In contrast with randomised, therapeutic, diagnostic and even to some extent aetiological studies, there are no formal tools available to critically appraise the applied methods and biases in prediction modelling studies.16–20 Hence we could not formally appraise the included studies as such. Nevertheless, we have critically appraised the quality of the included papers and found good reporting of the predefined methodological criteria except for the reporting of the presence of missing values and on the reasons for lost to follow-up, both of which could lead to some selection bias in the respective studies.
Also, the lack of studies reporting a small added value of CAC may indicate that the added predictive value is indeed relatively large compared with FMD, CIMT and carotid plaque. However, it may also indicate that studies that have found smaller additional predictive values have not been published.
In addition, it may be that some of the included studies used suboptimal methods to evaluate the added predictive value of a marker of atherosclerosis and, for example, overfitting or optimism of the predictive models may have occurred.57 However, as the main aim was to review the papers that quantified the added predictive value of imaging markers within the same study population and not across studies, this potential for bias and overfitting was the same for the basic and extended prediction models. As such, the difference in predictive accuracy (eg, the c-index or NRIs) between the basic and extended prediction model is likely to be unaffected as both models are derived in the same way.
Finally, while the NRI is increasingly being used, its results depend on the actual risk thresholds used.15 61 62 Therefore, comparing NRI results across studies is meaningless unless the risk thresholds are equal. Yet risk thresholds in CVD prevention are fairly consistent as high risk is considered as a 10 year absolute risk of at least 20% to develop a hard CVD event, and low risk from intermediate risk ranges between 6% and 10%.4 51 63 64
Published evidence on the added value of atherosclerosis imaging varies across markers, with limited evidence for FMD and considerable evidence for CIMT, carotid plaque and CAC. The added predictive value of additional screening may be primarily found in asymptomatic individuals at intermediate cardiovascular risk.
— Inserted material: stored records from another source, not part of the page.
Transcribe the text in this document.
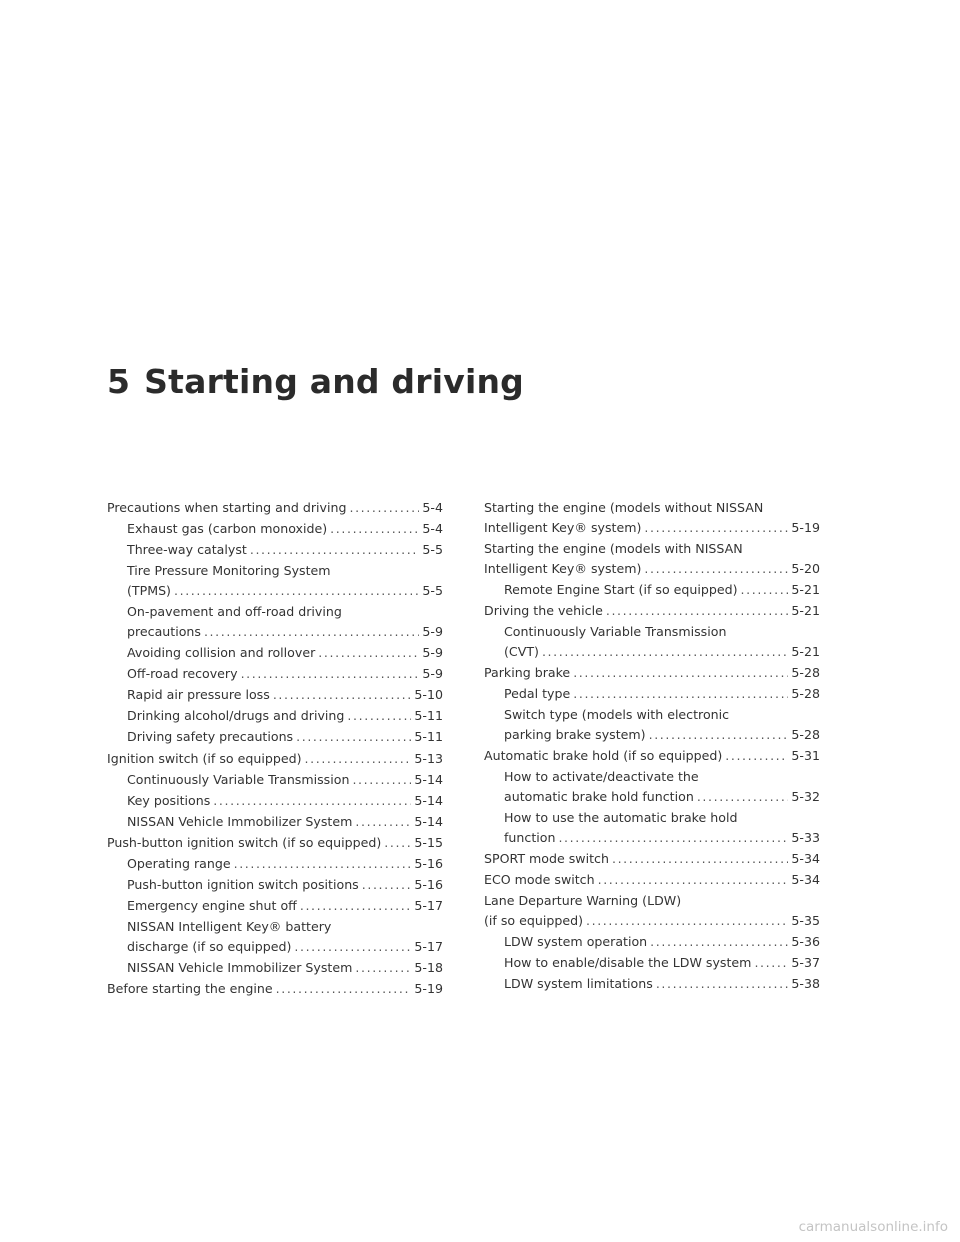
5 Starting and driving
Precautions when starting and driving .....	5-4
Exhaust gas (carbon monoxide) .....	5-4
Three-way catalyst .....	5-5
Tire Pressure Monitoring System
(TPMS) .....	5-5
On-pavement and off-road driving
precautions .....	5-9
Avoiding collision and rollover .....	5-9
Off-road recovery .....	5-9
Rapid air pressure loss .....	5-10
Drinking alcohol/drugs and driving .....	5-11
Driving safety precautions .....	5-11
Ignition switch (if so equipped) .....	5-13
Continuously Variable Transmission .....	5-14
Key positions .....	5-14
NISSAN Vehicle Immobilizer System .....	5-14
Push-button ignition switch (if so equipped) .....	5-15
Operating range .....	5-16
Push-button ignition switch positions .....	5-16
Emergency engine shut off .....	5-17
NISSAN Intelligent Key® battery
discharge (if so equipped) .....	5-17
NISSAN Vehicle Immobilizer System .....	5-18
Before starting the engine .....	5-19
Starting the engine (models without NISSAN
Intelligent Key® system) .....	5-19
Starting the engine (models with NISSAN
Intelligent Key® system) .....	5-20
Remote Engine Start (if so equipped) .....	5-21
Driving the vehicle .....	5-21
Continuously Variable Transmission
(CVT) .....	5-21
Parking brake .....	5-28
Pedal type .....	5-28
Switch type (models with electronic
parking brake system) .....	5-28
Automatic brake hold (if so equipped) .....	5-31
How to activate/deactivate the
automatic brake hold function .....	5-32
How to use the automatic brake hold
function .....	5-33
SPORT mode switch .....	5-34
ECO mode switch .....	5-34
Lane Departure Warning (LDW)
(if so equipped) .....	5-35
LDW system operation .....	5-36
How to enable/disable the LDW system .....	5-37
LDW system limitations .....	5-38
carmanualsonline.info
Additional research is needed to quantify the impact and cost effectiveness of imaging markers for subclinical atherosclerosis in addition to the classical markers on patient management and clinical outcomes.
Competing interests MLB has received grants from profit and non-profit organisations for carotid intima–media thickness (CIMT) studies and for consultancy regarding CIMT research. He runs the Vascular Imaging Centre Utrecht, a core laboratory for CIMT measurements in national and international observational and intervention studies. KGMM receives funding from the Netherlands Organisation for Scientific Research (project 9120.8004 and 918.10.615).
Provenance and peer review Not commissioned; externally peer reviewed.